Perhaps a valid point?

iangrant

Well-Known Member
Joined
16 May 2001
Messages
3,272
Location
By the Sea
Visit site
A friend and me are off across the channel with our eldest daughters - our two wives following on the ferry with our youngest to meet up in Guernsey.
The other eveing my wife came down to the boat. (After recovering items I have smuggled out of the house for the last nine months) She bashed her ankle on one of the securing points in the cockpit. I said "oh yes that's where we will all be clipped on once we get out of the harbour", I got a reply - "oh, so if she sinks you'll all get dragged down" - Answer that!

Ian
 
Probabilities...

You are much more likely to be thrown about possibly overboard than the boat sink quickly enough for you not to be able to open your Gibb Hook, innit?

Steve Cronin
 
Re: Probabilities...

Of course you are right Steve, any risk assesment would favour being clipped on - it just got me thinking, run down by a container ship/fast ferry, just how long would one get to unclip, grab the bag, radio the mayday, deploy the liferaft, get the children in it etc......

Ian
 
You've obviously got the same sort of wife as me, a born pessimist! :-) However this is always an argument bout what you should or should not do in fog.

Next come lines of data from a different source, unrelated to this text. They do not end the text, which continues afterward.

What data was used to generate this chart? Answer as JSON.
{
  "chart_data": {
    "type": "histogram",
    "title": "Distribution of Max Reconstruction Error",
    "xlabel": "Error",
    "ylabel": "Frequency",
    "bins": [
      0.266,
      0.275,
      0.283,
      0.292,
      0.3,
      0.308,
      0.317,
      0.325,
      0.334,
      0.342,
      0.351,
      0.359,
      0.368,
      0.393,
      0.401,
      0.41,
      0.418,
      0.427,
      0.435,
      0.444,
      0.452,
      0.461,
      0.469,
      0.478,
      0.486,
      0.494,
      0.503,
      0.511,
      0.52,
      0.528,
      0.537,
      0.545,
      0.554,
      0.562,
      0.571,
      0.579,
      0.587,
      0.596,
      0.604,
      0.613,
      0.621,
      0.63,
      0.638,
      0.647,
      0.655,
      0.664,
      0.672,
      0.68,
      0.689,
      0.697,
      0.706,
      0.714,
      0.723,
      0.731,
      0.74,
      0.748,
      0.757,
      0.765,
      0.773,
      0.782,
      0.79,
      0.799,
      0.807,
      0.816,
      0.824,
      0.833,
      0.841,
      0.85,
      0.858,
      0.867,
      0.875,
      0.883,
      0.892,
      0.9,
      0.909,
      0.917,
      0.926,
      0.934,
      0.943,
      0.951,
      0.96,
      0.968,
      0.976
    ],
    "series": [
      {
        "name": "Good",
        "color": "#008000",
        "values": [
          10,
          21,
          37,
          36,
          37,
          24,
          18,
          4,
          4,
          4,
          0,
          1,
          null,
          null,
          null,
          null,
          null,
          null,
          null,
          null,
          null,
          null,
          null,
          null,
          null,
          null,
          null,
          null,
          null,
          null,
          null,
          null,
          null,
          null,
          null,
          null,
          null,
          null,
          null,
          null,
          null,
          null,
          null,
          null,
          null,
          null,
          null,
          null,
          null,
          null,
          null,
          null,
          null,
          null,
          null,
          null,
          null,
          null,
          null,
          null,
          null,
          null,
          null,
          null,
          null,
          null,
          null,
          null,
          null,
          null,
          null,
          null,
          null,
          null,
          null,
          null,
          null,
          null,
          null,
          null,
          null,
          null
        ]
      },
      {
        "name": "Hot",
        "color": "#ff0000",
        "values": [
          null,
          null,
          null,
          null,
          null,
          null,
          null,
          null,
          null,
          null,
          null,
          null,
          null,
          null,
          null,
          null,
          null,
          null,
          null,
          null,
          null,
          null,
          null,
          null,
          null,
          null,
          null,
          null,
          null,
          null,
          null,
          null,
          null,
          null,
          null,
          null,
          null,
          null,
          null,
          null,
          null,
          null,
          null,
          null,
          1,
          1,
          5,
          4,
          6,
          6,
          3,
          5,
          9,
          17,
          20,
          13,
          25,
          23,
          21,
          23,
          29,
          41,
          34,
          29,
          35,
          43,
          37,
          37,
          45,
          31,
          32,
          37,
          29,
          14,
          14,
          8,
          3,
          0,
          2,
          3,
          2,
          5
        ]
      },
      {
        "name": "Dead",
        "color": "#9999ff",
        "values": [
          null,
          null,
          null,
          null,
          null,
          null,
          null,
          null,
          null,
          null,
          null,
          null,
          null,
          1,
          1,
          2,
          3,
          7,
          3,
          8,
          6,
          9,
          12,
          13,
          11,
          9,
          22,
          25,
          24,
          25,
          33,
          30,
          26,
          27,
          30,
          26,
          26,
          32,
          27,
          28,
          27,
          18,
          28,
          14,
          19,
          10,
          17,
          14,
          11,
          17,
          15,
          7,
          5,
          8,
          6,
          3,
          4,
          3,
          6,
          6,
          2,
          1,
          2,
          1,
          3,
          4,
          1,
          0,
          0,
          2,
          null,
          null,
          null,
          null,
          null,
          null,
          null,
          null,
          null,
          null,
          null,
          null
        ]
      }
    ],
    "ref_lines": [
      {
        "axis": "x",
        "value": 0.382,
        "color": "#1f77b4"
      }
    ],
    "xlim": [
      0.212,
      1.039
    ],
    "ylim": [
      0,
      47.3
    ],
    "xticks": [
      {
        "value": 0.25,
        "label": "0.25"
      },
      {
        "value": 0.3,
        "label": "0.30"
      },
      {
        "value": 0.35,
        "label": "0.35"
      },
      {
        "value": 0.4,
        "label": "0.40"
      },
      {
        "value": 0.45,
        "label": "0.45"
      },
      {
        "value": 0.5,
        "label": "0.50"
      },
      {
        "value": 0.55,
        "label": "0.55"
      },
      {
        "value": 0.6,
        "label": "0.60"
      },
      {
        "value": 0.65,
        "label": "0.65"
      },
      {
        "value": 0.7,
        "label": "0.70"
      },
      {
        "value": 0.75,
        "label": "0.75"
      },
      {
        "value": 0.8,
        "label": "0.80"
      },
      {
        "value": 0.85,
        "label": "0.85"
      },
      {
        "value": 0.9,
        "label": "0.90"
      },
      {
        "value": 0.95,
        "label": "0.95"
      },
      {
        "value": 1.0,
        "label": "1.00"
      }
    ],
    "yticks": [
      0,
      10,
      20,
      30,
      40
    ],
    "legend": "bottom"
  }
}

Personally I clip on, but I always carry a sharp knife in my pocket so that if the clip gets stuck, bent, out of reach etc I can cut the line.

Jim
 
I guess they do have a point - having seen over the years on various boats, things can and do go wrong, a wife's perception of just how wrong or dangerous is sometimes different to ours.
Like a nutter, I had to offer a demonstration - "just look at how easy it is to unfurl the mainsail, I don't have to leave the cockpit". I should have bloody well known better, would the sodding thing come out, you bet it wouldn't.

Ian
 
Normally its not the adults we're really concerned about, they can look after themselves, its the kiddies!